Qu’attendre cette semaine ? (18 novembre – 24 novembre 2019)

Points Marquants

> Minutes de la dernière réunion de la Fed (20 novembre) et de la dernière réunion de la BCE (21 novembre)
Le procès-verbal de la réunion de la Fed révélera les discussions sur la baisse du taux directeur, mais le point le plus utile sera l’engagement pris, au moins temporairement, sur l’arrêt de la tendance à la baisse du taux de référence. Dans les minutes de la réunion de la BCE, l’accent sera mis sur les discussions relatives aux désaccords importants entre les membres du conseil des gouverneurs après les décisions de septembre.

> Estimations avancées des enquêtes Markit pour novembre dans la zone euro, au Japon et aux États-Unis (22 nov.)
En octobre, le rebond du secteur manufacturier aux États-Unis était une surprise, reflétant principalement la hausse de l’indice des nouvelles commandes à l’exportation. La divergence avec la zone euro et le Japon était étonnante. L’enquête de novembre mettra en évidence la possibilité pour les États-Unis de maintenir une activité robuste alors qu’au Japon et en zone Euro elle restera faible.

> Climat des affaires en France pour le mois de novembre (21 nov.)
L’indice est au-dessus de sa moyenne historique depuis des mois. Ceci est cohérent avec le dynamisme de la croissance française plutôt robuste par rapport à la zone euro. Ceci est lié à la spécificité de la politique économique française qui nourrit la demande intérieure pour amortir un éventuel choc externe. Cette stratégie limite la possibilité d’un ralentissement.

> Compte courant de la zone euro pour septembre (19 nov.)
Le compte courant de la zone euro affiche un excédent important d’environ 3% du PIB. Cela signifie qu’il y a une épargne excédentaire dans la zone euro et que nous avons les moyens d’investir pour améliorer l’autonomie de notre processus de croissance. Parce que l’accumulation de surplus est simplement inutile.

Ventes de maisons existantes aux États-Unis pour octobre (21 novembre) et mises en chantier de logements (19 novembre)
L’indicateur de vente de maisons existantes est une mesure de l’effet de la richesse sur les dépenses de consommation. Son profil récent suggère un ralentissement des dépenses au cours du dernier trimestre de cette année avant un léger rebond au début de 2020.

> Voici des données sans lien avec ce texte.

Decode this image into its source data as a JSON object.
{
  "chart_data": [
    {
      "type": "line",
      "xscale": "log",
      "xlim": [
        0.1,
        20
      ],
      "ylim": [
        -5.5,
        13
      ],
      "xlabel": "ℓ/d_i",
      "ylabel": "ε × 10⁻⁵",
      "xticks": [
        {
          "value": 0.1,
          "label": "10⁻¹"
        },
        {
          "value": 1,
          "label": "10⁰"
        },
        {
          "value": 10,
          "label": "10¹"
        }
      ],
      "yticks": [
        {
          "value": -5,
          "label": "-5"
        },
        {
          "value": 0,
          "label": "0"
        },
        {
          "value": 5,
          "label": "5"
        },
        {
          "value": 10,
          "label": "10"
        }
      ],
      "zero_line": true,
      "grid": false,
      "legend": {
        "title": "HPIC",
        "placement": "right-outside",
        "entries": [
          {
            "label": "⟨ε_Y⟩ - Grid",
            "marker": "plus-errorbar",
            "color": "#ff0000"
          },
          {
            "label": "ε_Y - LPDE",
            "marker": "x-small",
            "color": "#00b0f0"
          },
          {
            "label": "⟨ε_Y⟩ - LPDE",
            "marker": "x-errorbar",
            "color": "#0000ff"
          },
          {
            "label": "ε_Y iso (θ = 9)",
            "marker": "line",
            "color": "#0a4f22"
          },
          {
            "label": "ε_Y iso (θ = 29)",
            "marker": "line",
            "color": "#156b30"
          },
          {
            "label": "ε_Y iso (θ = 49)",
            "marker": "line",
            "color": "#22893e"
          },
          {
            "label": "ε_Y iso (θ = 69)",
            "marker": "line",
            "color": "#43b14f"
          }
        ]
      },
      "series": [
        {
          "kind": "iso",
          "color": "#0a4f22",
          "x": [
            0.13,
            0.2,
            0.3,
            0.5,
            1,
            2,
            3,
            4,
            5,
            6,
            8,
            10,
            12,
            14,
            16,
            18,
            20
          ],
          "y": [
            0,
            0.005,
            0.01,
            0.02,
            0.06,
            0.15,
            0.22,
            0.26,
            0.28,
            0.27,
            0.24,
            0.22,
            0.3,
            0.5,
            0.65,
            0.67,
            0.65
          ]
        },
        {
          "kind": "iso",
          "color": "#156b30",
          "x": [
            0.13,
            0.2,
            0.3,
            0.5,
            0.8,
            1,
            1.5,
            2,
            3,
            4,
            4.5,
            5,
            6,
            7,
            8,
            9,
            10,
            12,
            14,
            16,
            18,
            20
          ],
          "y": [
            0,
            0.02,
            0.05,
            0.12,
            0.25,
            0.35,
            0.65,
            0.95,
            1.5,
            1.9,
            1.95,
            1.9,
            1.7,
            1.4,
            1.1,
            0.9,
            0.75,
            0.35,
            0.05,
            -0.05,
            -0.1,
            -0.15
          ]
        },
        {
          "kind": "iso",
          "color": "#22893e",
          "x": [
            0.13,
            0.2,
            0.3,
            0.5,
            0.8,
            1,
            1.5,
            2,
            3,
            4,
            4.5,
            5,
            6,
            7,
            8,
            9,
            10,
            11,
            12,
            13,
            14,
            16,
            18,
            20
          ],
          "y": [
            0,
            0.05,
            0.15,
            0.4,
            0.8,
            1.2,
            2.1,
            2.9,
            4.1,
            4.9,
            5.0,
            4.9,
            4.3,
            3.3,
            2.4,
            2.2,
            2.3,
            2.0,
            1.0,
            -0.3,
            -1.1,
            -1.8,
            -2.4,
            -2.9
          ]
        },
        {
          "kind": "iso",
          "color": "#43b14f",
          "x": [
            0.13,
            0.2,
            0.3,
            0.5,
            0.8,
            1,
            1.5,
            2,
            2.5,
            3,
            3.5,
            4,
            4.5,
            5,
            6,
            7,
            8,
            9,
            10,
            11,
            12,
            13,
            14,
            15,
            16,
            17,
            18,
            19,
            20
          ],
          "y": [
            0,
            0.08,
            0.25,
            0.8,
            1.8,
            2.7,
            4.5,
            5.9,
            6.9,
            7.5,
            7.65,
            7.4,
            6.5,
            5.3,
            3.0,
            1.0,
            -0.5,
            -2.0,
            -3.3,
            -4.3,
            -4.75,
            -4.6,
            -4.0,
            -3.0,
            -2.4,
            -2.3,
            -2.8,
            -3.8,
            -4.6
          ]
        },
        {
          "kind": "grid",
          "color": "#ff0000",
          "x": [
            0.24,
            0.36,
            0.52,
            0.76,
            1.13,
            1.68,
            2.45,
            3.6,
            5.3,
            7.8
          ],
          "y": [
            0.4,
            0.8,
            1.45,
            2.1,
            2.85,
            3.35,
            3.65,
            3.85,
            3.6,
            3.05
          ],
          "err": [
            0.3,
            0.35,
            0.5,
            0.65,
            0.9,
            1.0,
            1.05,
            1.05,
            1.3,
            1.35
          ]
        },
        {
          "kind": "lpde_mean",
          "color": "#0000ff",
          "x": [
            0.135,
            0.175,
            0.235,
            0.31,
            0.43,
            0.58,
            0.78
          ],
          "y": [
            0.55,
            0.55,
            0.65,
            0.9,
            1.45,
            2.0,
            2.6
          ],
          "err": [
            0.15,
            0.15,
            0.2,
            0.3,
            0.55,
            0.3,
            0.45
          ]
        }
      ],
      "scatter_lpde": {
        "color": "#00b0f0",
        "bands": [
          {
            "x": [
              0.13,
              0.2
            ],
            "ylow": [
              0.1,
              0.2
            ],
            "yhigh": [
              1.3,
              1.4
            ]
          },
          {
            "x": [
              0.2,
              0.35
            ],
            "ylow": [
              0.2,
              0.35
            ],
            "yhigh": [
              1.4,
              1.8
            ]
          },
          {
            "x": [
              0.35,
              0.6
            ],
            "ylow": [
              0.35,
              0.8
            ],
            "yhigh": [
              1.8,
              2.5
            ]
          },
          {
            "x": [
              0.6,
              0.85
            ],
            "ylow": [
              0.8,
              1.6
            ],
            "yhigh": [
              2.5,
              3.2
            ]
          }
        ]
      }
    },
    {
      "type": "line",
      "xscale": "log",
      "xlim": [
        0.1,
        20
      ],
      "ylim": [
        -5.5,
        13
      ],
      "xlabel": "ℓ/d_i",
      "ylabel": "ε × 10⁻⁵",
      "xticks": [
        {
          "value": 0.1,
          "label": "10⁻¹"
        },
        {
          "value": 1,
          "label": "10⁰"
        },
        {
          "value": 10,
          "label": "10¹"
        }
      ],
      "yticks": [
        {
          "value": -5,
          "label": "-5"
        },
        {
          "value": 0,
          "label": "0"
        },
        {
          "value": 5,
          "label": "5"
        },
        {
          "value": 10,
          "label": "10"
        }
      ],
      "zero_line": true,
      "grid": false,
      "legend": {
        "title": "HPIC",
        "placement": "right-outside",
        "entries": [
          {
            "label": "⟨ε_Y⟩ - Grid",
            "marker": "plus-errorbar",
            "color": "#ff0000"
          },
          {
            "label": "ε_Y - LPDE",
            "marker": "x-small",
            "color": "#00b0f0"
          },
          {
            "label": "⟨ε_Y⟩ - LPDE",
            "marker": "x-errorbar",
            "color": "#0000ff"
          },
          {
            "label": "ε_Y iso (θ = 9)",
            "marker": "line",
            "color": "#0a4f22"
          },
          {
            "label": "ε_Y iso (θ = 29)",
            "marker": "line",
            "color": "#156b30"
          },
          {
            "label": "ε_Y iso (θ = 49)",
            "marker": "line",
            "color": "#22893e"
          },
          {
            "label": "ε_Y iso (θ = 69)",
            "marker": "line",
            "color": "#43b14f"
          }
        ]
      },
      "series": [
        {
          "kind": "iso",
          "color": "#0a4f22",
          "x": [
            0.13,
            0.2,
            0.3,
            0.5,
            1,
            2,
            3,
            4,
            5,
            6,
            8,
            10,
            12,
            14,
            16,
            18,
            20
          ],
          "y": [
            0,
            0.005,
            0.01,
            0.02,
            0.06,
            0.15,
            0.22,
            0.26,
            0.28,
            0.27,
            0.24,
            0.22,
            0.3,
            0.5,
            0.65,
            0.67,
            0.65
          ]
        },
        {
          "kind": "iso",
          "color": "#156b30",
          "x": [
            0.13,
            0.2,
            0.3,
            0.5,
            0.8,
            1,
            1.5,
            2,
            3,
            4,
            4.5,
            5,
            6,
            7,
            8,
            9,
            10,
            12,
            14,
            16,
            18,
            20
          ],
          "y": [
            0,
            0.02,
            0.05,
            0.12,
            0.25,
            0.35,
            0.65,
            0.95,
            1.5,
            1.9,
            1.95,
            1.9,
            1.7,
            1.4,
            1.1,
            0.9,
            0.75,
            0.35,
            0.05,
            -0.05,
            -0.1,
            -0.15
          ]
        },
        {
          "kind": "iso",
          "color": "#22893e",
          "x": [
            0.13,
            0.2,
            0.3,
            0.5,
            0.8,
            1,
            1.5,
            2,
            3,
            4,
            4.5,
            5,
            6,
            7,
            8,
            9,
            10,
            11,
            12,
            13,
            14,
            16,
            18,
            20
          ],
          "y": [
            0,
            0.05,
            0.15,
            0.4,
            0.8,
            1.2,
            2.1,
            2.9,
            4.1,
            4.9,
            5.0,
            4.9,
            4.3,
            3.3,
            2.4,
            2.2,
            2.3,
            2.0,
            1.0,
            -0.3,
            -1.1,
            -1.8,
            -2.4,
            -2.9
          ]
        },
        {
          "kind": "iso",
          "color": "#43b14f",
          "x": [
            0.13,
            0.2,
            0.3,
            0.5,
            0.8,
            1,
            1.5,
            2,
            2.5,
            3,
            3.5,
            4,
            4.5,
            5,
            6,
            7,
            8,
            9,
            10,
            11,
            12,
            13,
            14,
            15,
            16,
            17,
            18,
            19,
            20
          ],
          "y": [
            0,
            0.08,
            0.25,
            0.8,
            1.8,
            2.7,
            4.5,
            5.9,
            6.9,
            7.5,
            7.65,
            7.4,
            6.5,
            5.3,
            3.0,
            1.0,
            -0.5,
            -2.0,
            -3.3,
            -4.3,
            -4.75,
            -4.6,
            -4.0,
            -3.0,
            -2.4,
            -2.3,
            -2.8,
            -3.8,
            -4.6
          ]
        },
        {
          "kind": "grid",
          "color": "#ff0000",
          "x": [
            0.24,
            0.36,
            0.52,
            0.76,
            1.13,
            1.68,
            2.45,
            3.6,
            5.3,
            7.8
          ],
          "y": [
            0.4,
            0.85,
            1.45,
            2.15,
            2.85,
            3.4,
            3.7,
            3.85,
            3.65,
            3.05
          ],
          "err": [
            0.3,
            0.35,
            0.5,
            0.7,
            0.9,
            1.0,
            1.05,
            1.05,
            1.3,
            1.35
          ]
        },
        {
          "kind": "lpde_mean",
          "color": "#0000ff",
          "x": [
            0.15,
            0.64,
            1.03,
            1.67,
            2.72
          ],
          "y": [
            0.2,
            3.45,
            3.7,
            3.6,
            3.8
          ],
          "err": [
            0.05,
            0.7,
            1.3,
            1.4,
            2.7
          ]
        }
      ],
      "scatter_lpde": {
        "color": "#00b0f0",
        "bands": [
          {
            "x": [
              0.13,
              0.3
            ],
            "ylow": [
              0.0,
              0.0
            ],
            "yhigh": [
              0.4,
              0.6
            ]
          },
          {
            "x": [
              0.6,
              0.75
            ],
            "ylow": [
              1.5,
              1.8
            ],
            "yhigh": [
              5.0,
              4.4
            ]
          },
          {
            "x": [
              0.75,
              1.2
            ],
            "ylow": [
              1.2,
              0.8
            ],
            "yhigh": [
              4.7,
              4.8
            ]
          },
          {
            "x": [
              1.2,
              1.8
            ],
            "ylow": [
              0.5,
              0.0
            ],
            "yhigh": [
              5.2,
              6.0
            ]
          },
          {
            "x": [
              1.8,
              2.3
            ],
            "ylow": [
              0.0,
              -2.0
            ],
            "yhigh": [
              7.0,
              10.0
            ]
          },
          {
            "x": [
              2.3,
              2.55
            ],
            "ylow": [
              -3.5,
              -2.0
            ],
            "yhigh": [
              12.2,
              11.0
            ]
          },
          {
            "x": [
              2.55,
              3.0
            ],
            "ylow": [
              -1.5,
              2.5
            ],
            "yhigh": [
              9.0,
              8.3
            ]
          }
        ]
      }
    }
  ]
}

> La productivité au Royaume-Uni au troisième trimestre (20 novembre)
Le fort ralentissement de la productivité au Royaume-Uni suggère une période prolongée de faible croissance, sauf si l’investissement rebondit fortement. Ce ne sera pas le cas quel que soit l’accord sur le Brexit celui ci continuera à générer une grande incertitude.

> L’indice de la Fed de Philadelphie sera publié le 21 novembre. La balance commerciale japonaise le 20 novembre, l’inflation japonaise d’octobre le 22 novembre et l’indice de confiance des consommateurs allemands le 21 novembre

PIB, Emploi et Productivité en zone Euro

L’emploi a progressé en zone euro au premier trimestre (+1.4% en taux annualisé). L’allure des créations d’emploi est solide. Cependant, depuis le début de l’année 2018 la productivité ne progresse plus. Le PIB ne progresse pas suffisamment vite au regard de la hausse de l’emploi. Le risque est qu’un choc externe provenant par exemple du commerce mondial pénalise l’activité avec, derrière, un ajustement rapide sur l’emploi. L’économie ne se crée pas de marges de manœuvres (pas de gains de productivité) reflétant ainsi une sensibilité aux chocs plus importante.

Le 2 pages Macro – Des taux d’intérêt bas pour longtemps

Le 2 pages Macro explique l’allure des taux d’intérêt bas pour longtemps. L’impulsion des banques centrales après la crise de 2008 a été rattrapée par une économie dont les caractéristiques ont changé et qui ne peut s’accommoder désormais que de taux bas conditionnant ainsi le comportement des banques centrales.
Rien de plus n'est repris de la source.